"You will want to __"

Language Log 2025-06-09

Email from a reader:

In the last several years, when receiving instructive information from gen Z in places of business, I have noticed a regular use of the FUTURE tense, when the present would perfectly suffice. Sometimes, but not always, this is combined with telling me what I WILL WANT to do. To wit,

– "you WILL WANT TO ____" – "the beverages WILL BE on the back of the menu"

There is nothing "wrong" grammatically or logically with any of this (as if there could be). It is perfectly accurate and cromulent. But these forms are relatively new, I conjecture. Even a little jarring.

I can posit my own hypotheses regarding how and why these usages increased in prevalence in recent tears. Is there a literature on it, perhaps already covered by Language Log?

I should start by noting that some people object to calling the English word will a marker of "future tense" — see e.g. Rodney Huddleston's (I think convincing) article "The case against a future tense in English", Studies in Language 1995. Use of will often involves a hypothetical future time reference, as I think it does in examples like those in the email, but the asserted proposition is (often) also true at the time of speaking or reading, wherefore the will is (often) optional.

However, I'm skeptical of the idea that such usage is a Gen Z innovation,  since similar things have been around for centuries.

For example, an article published in the NYT on 5/28/1894, under the headline "Buffalo Politicians Surprised", starts this way:

…and ends like this, informing readers that the relevant background "will be found on page 9":

That story was in fact found on page 9 of that edition, so it would also have been appropriate to write that "The story of Sheriff Beck's removal is found on Page 9".  The force of the modal "will" is to imply something like "If you care to look…" — it's not a prediction about the future as of May 1894.

And an 1846 Report on the Present State of the Chesapeake and Ohio Canal tells us that the "The Baltimore and Ohio Rail-road Company, in the page of their report referred to, represent that actual cost of carrying coal on their road from the mines to Baltimore, will be, to them, per ton, per mile, 1 046/1000 cents", so that "This, for the distance of 188 miles, will be $1 966/1000":

These hypothetical costs are presented as an estimate of the actual costs as of 1846, if anyone cared to arrange such a shipment, so that "will be" could logically have been replaced by "is".

I don't know of any discussion of this particular question in the scholarly literature, beyond what's implied in papers like Huddleston's.

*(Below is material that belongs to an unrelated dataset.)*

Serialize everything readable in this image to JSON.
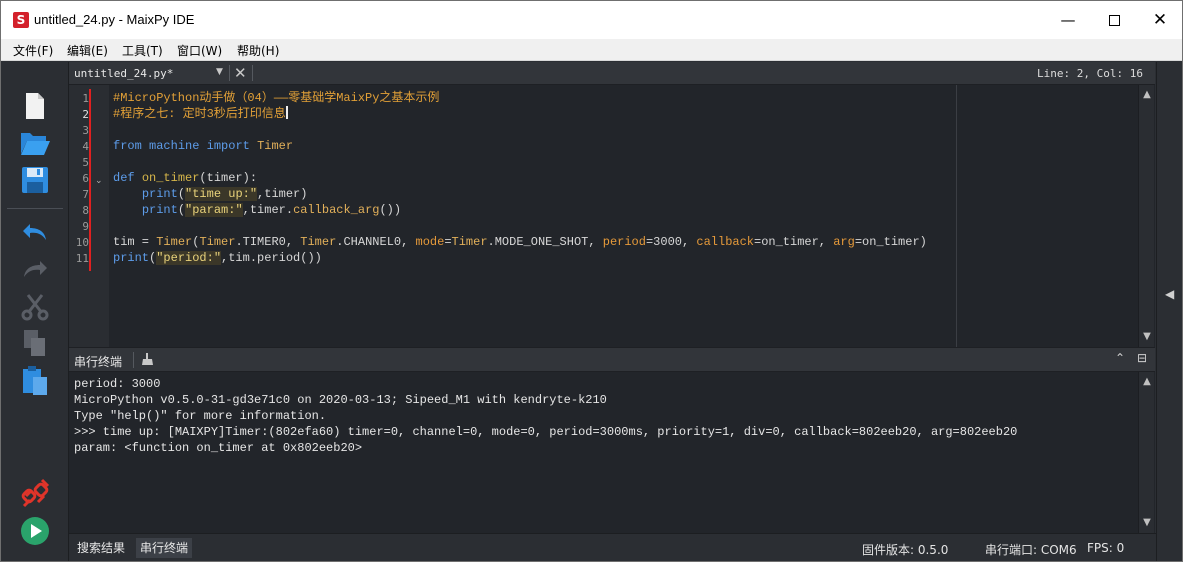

Merriam-Webster's Dictionary of Usage has nothing but a few pages on shall vs. will. But there's quite a bit of relevant stuff in the English usage internet, e.g. "What does 'you will want to' mean?", or "You will want vs. you want", or "'You'll find that…'".

Even though things like this have been around in English for a long time, it still could be true that Gen Z people (those born between 1997 and 2012) use them more frequently, in general or in certain contexts. But this isn't something that I've noticed, and I'm not sure how to check it.